La Madriguera

Ensayo sobre la nevera

El nobel portugués José Saramago publicó en 1995 una de sus más conocidas obras, “Ensayo sobre la ceguera”. Me atrevo hoy, copiando y adaptando descaradamente su título, a hablaros sobre las neveras. En concreto reflexionaré sobre sus puertas. Es habitual que queramos tener aquellas cosas importantes o valiosas a buen recaudo en nuestras viviendas. Las guardamos tan bien que, a menudo, cuando realmente las necesitamos, no las encontramos: — cariño, ¿donde están las escrituras del piso?, — mi amor, ¿te acuerdas donde dejamos la póliza del seguro? Llegados a este punto es cuando las puertas de las neveras cobran importancia. Justifican su presencia más allá de conservar correctamente nuestras viandas. Se hacen grandes. Son como el escritorio del ordenador. Allí dejamos todo lo que queremos encontrar rápidamente sin tener que dar vueltas por los distintos archivos. Lo que no queremos olvidar. No por estar ahí colgadas, estas cosas, dejan de ser importantes. Quizás lo sean más, por su urgencia. Por su necesidad.

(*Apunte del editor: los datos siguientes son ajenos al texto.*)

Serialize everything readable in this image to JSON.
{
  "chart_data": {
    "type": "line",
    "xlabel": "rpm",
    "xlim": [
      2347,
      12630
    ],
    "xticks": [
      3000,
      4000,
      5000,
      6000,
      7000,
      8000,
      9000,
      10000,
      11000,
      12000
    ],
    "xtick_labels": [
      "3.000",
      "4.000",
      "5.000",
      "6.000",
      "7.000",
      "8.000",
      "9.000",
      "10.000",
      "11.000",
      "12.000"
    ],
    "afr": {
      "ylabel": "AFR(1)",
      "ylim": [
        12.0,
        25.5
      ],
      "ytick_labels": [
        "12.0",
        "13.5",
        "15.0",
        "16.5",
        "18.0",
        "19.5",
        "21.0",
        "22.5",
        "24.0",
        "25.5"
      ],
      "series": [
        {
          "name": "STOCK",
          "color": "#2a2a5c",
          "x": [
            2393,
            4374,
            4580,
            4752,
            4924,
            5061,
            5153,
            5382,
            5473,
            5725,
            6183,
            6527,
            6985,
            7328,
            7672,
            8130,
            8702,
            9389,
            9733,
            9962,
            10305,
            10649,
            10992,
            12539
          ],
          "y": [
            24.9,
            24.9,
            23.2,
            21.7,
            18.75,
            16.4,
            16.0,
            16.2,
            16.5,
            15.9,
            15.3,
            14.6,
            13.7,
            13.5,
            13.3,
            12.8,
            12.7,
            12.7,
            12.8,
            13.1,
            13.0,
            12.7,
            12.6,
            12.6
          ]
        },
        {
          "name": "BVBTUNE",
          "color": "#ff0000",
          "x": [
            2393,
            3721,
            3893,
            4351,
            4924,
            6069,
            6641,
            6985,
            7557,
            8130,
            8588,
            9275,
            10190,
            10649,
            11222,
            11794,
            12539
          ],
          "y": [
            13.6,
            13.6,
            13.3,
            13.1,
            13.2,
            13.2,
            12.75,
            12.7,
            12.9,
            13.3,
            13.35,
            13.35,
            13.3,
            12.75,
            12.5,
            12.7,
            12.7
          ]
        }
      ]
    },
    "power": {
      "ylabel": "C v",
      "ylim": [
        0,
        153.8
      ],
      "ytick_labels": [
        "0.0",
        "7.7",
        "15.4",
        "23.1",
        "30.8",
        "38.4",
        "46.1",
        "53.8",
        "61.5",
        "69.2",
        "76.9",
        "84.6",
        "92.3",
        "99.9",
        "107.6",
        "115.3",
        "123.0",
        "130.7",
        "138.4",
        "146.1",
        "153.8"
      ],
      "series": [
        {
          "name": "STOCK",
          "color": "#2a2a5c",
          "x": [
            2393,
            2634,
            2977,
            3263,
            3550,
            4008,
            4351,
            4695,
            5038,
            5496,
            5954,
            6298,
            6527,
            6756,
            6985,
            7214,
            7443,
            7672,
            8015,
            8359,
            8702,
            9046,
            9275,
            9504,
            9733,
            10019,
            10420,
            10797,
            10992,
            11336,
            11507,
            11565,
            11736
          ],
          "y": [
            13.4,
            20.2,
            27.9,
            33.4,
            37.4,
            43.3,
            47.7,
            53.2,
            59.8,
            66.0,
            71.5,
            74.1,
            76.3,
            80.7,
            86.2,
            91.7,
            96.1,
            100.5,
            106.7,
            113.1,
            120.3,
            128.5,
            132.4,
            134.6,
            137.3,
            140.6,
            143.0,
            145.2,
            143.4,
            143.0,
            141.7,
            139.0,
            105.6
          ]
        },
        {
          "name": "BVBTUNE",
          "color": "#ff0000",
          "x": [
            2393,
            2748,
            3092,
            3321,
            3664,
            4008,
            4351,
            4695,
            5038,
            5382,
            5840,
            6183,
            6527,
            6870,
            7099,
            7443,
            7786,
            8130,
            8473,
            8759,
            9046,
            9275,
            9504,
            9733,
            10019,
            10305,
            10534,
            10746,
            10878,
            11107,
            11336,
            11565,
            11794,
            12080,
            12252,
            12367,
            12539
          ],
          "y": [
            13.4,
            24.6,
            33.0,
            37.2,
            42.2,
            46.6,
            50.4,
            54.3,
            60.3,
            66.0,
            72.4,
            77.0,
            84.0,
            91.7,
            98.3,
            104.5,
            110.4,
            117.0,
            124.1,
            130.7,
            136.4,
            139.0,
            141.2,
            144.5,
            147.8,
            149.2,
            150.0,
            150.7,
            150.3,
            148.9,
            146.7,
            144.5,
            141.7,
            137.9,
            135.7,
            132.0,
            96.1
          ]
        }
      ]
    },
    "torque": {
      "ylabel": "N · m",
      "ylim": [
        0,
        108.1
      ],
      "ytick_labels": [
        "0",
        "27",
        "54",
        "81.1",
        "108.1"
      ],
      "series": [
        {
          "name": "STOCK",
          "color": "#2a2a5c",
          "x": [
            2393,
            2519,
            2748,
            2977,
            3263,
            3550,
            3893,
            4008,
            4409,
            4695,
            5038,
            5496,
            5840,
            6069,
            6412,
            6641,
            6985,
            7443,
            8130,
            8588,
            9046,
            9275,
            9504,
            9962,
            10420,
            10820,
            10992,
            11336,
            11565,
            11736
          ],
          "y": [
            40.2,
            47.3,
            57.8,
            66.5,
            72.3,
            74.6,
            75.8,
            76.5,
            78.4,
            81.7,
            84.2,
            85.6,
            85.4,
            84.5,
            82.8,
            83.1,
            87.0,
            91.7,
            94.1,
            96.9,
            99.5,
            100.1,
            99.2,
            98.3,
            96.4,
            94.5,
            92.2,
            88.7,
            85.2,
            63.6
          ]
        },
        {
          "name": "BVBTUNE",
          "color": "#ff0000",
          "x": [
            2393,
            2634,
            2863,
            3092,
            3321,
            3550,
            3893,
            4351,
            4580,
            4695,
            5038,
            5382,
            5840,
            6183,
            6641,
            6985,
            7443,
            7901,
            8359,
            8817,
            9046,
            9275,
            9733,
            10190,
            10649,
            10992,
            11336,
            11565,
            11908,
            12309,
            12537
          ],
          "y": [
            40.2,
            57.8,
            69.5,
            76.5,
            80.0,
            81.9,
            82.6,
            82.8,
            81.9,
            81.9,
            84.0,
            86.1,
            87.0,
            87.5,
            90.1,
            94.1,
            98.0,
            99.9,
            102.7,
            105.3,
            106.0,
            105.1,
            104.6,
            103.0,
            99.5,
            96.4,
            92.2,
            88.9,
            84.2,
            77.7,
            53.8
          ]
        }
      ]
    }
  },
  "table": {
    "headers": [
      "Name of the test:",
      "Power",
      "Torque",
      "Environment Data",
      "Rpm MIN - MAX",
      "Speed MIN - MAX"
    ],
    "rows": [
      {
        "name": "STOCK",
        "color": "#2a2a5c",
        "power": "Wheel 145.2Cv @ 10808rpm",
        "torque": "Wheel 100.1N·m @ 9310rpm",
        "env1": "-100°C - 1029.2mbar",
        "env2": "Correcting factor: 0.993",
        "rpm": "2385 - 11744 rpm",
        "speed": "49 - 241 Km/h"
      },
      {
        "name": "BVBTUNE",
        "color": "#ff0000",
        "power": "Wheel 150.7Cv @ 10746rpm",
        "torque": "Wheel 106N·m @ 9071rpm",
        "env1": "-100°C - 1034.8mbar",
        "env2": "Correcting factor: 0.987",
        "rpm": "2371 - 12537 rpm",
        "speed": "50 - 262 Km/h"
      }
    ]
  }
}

De la misma forma que dicen que los perros se parecen a sus dueños las neveras y sus puertas también lo hacen. En mi experimento he visto alguna que otra foto de frigoríficos para concluir que es muy fácil identificar a unos u otros. A los artistas, a los profesionales de la cocina, a las familias numerosas o a los solteros. También en mi experimento he topado con gentes a los que he dado en llamar “polífrigos“. Tienen varias neveras, para distintos ambientes y situaciones. En ocasiones estos prejuicios míos no se cumplen ya que una puerta abigarrada y desordenada en exceso da paso a un mundo de orden y perfección en el interior y viceversa. También en el mundo frigorífico las apariencias pueden engañar.

En estos paneles de múltiples colores, formas y texturas puede colgar de igual manera la vida y la muerte en forma de próxima cita médica. La esperanza y el futuro nos mirarán cada mañana en una foto en 3D de algo parecido a un bebé. Los poetas plasmarán en ellas sus ideas para que no vuelvan a las musas sin quedar grabadas  en papel y cada primavera como anticipo de la temporada de sol y playa fijaremos en ellas las más diversas combinaciones de hidratos, azucares, proteínas y grasas; de las buenas, claro. Las parejas sin hijos colgarán postales de los más remotos lugares, porciones del mundo que se han visitado o se han de visitar y que les recordarán porqué alquilan sus servicios todos los días de siete a tres. Cuando en las casas aparecen las criaturas, las neveras se pintan de color. Los dibujos del cole, las primeras letras que formarán las primeras palabras y los horarios, los dichosos horarios que colgamos en septiembre y al llegar el mes de junio rompemos en mil pedazos dando gracias a Dios de que haya terminado otro curso escolar. Y las neveras de los abuelos, ¡ay las neveras de los abuelos! esas en las que nunca falta de nada. Ahí encontramos los pines de los viajes familiares que más que simples trozos de imán y metal resultan ser estrellas en un firmamento de cariño. Son trocitos de corazón que más que su procedencia recuerdan que en algún momento, en algún lugar alguien se acordó de los suyos. Pero de todas las historias de neveras que he podido recopilar me quedo con aquella que me contaron hace ya unos meses. Lucía notaba que perdía la memoria y no tardó en recibir el diagnóstico definitivo de la fatídica enfermedad del olvido. No dudó en colgarlo en la puerta de su nevera, donde también figuraban las notas de lo que había hecho en días anteriores, para que, cuando por fin llegara el día en que no recordara nada, pudiera mirar a su nevera y saber que era lo que le estaba sucediendo. En mi casa, ¡maldita sea, hemos tenido que comprar un corcho! La puerta de nuestra nevera es de cristal.